Despite the ludicrously fearsome warnings that companies like Sony have issued over the new stereoscopic 3D TV images, there's really nothing to worry about.
Of course, watching movies or playing games in 3D is a different experience than the typical SD or HD viewing experience. And it is true that some people will have adverse effects such as dizziness or disorientation. But, as for long-term side effects, you really shouldn't be shaking in your boots.
Gamasutra interviewed ophthalmologist Dr. Mark Borchert, a local doctor in California, who said stereoscopic 3D gaming is "not likely to cause any permanent harm to vision."
"There are people who get uncomfortable with it, and get eye strain or headaches, or on much rarer occasions, a sense of imbalance or nausea, but there's no evidence it can cause permanent harm to your vision or use of both eyes together or anything like that," he added.
That is, at least, for adult viewers. Borchert admitted that he really didn't know how or if viewing 3D content has a different impact on very young children. Nintendo has a specific warning for its 3DS that urges parents to be careful about letting anyone under six years old play with the system unsupervised.
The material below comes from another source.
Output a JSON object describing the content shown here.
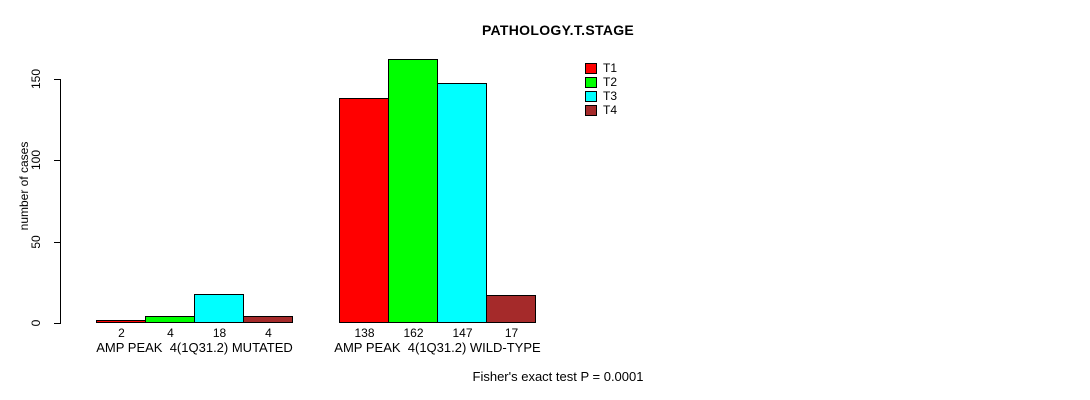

That's because development of the eye continues for the first few years of a child's life. However, Gamasutra's ophthalmologist said it was more likely to be only the first three years that mattered. "So it's unlikely that children at that age, where stereoscopic vision is developing most critically, are going to be playing these games," he said.
So, yeah, we can have fun at the fact that legal departments force companies to put warning labels that would make cigarette companies shake their heads. But really, you should feel comfortable to play those eye-popping 3D games to your heart's content. Your eyes aren't really going to pop out.